Fifi diam saja, semenjak dia mendengar kalimat Wahyu di belakang sekolah tadi siang. Dia jadi pemurung. Melamun saja. Bahkan saat dia sudah ada di lapangan untuk menghadiri latihan tim sepak bola sekolahnya. Dia tidak banyak mengeluarkan kata dari bibirnya. Malah terus saja memperhatikan sosok Wahyu dengan wajah murungnya.
Di depannya kini ada sosok yang menjadi objeknya. Sosok yang menjadi alasannya jadi sepemurung ini seumur hidupnya, sudah sekitar dua menit laki-laki di depannya ini berlatih menjugling bola. Selalu gagal tiap kali dia mencoba, berakhir jatuh atau meleset.
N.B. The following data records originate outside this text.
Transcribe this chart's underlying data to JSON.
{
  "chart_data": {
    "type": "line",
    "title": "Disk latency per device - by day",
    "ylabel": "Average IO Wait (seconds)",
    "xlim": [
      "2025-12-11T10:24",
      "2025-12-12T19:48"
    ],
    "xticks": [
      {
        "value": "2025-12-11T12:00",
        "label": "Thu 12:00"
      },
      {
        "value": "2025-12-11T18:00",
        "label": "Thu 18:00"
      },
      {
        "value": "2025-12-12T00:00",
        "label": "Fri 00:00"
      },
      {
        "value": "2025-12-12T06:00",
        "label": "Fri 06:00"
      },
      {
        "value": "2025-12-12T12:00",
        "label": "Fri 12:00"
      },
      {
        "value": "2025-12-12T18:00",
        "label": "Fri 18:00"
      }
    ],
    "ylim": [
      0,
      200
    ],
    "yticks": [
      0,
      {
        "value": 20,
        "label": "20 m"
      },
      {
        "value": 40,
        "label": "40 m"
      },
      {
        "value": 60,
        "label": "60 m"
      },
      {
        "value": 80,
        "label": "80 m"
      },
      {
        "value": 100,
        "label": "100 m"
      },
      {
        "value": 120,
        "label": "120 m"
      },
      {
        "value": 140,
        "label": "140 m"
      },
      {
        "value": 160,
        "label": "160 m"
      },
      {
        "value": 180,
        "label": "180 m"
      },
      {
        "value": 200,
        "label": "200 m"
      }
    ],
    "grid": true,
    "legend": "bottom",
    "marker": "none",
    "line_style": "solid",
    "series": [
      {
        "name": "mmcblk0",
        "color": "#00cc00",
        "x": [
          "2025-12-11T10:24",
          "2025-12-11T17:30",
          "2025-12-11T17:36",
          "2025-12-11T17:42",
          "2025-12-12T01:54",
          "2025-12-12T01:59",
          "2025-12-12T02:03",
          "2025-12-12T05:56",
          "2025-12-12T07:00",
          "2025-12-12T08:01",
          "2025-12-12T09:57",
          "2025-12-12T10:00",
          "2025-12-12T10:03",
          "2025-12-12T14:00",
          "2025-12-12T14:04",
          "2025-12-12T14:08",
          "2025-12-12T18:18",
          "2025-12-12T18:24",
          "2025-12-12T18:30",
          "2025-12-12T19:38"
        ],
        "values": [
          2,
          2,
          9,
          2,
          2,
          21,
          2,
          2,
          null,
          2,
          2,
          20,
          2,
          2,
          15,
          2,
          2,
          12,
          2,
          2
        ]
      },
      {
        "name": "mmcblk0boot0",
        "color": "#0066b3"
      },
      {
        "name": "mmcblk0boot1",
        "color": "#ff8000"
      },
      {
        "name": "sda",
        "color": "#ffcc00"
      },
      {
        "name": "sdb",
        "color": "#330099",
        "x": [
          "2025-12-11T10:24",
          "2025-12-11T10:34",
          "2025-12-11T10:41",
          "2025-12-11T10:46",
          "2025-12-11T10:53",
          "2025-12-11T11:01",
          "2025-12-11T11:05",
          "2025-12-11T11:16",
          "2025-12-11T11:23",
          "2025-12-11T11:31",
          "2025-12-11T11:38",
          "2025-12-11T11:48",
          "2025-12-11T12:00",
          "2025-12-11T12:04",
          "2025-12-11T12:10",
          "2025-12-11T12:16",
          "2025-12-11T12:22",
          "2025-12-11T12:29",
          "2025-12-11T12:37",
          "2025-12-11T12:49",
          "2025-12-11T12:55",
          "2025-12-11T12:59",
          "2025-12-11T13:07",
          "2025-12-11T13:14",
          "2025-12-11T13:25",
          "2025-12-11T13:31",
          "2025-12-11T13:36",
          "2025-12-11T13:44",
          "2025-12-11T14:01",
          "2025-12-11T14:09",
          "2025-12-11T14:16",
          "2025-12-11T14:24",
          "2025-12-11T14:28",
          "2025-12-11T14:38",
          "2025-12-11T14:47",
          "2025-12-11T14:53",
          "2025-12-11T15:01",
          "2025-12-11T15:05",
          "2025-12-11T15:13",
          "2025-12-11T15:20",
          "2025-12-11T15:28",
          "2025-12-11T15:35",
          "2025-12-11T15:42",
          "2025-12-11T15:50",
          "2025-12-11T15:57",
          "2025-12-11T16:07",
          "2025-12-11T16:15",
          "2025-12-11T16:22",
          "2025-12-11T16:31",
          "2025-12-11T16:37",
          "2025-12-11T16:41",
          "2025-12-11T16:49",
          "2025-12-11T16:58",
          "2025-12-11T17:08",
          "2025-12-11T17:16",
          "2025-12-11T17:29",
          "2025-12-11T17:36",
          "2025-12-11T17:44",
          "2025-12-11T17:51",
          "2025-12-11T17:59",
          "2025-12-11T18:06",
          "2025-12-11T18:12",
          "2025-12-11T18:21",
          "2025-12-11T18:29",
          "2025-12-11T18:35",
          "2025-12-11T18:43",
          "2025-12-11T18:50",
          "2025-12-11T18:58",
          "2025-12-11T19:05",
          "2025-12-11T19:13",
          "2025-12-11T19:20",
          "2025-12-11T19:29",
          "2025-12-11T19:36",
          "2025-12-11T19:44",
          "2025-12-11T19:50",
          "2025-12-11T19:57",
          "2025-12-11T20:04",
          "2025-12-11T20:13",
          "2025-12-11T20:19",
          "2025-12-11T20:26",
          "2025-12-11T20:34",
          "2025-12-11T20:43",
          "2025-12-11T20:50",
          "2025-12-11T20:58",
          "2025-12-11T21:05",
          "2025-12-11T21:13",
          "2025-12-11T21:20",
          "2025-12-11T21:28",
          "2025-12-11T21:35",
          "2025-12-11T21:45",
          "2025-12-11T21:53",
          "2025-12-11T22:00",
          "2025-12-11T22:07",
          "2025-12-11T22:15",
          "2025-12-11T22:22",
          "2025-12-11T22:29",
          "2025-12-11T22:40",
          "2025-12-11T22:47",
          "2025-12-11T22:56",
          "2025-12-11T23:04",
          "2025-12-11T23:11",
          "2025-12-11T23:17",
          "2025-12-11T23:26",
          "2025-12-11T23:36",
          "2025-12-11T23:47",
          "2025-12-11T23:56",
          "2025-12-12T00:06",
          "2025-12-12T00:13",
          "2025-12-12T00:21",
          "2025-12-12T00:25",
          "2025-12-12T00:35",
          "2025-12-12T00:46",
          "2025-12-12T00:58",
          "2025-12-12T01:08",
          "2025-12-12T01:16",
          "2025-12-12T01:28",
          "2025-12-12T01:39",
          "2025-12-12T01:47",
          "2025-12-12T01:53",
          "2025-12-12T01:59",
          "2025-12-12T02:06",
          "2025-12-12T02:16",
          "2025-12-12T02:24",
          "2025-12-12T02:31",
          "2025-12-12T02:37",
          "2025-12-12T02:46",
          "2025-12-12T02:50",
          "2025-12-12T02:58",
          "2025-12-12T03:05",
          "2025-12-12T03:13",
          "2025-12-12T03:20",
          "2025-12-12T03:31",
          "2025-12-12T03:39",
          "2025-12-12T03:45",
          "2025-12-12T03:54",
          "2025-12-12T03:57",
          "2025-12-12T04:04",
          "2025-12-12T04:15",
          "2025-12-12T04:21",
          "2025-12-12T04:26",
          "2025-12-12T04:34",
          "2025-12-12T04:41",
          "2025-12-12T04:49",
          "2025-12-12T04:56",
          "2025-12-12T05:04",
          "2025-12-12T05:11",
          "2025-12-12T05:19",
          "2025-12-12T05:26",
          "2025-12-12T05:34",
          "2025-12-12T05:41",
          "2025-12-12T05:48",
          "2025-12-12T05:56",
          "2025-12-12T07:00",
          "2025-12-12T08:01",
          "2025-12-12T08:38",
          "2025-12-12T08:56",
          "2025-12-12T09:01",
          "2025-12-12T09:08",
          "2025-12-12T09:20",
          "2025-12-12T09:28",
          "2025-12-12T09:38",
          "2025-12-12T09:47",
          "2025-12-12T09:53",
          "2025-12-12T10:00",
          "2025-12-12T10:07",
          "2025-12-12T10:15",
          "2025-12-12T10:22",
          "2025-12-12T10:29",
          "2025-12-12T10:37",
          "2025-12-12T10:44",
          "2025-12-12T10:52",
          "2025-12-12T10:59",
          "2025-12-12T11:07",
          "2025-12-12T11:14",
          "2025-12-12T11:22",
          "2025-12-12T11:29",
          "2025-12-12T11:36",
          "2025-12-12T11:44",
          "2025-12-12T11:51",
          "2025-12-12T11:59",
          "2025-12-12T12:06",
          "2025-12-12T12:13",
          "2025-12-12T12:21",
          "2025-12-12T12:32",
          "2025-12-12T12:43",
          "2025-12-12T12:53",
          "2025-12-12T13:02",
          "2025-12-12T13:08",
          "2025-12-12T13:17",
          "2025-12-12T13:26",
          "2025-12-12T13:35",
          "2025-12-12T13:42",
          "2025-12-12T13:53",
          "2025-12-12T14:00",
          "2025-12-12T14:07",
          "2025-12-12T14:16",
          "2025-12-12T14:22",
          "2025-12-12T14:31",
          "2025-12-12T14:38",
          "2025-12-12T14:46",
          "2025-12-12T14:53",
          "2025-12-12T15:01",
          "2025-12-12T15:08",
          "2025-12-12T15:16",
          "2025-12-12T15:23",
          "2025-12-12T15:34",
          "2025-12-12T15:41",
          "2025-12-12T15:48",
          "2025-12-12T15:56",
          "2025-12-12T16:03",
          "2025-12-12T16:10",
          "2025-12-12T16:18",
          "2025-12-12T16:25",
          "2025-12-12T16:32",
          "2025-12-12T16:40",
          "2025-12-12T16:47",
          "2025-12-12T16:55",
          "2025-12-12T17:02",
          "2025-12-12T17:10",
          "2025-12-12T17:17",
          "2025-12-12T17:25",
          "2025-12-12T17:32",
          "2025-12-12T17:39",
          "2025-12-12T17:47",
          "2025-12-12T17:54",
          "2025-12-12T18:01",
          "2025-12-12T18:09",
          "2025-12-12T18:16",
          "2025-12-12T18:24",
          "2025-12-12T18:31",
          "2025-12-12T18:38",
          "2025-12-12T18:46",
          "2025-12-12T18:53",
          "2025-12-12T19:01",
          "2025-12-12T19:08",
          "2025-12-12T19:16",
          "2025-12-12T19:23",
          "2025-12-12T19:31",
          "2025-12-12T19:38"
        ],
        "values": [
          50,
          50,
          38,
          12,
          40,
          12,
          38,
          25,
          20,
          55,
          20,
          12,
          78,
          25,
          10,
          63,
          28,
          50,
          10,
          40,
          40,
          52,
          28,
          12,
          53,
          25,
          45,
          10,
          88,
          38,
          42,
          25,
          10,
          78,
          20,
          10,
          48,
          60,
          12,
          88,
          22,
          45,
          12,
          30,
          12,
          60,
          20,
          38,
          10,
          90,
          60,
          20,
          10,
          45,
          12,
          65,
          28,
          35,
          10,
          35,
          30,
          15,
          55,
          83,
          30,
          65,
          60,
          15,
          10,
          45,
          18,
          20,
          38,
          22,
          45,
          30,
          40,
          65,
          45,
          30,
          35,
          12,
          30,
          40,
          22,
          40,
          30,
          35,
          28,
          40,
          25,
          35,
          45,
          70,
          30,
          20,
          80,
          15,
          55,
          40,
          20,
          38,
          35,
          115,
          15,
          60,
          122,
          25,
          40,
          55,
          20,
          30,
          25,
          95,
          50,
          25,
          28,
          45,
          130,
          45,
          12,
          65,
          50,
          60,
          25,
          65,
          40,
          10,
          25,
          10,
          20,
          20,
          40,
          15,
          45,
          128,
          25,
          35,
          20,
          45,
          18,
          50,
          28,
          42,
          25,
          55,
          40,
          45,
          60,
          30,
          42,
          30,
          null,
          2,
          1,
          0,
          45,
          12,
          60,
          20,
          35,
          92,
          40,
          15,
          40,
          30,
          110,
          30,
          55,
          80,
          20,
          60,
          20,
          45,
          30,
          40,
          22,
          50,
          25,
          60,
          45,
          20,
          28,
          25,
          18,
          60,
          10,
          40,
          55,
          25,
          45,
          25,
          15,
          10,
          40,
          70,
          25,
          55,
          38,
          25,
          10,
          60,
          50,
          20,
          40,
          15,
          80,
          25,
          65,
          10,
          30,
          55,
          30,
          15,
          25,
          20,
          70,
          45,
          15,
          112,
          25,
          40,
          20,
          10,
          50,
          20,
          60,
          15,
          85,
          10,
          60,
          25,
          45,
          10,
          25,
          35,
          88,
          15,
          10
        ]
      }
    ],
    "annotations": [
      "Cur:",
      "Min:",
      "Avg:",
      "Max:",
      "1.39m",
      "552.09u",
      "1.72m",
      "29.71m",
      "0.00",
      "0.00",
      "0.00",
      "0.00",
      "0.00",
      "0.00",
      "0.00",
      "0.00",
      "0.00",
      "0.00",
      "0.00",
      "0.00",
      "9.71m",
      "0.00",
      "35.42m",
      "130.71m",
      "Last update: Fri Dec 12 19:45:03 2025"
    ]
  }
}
Fifi tidak mau berspekulasi tapi jelas Wahyu juga sama sepertinya. Masih memikirkan soal tadi siang. Wajahnya jelas memberitahukan padanya.
"AH! ELAH!" Pekik Wahyu kesal. Bola di tangannya dia tendang ke arah gawang. Lagi-lagi meleset, mengenai tong sampah jauh di sana. "Bangsat!"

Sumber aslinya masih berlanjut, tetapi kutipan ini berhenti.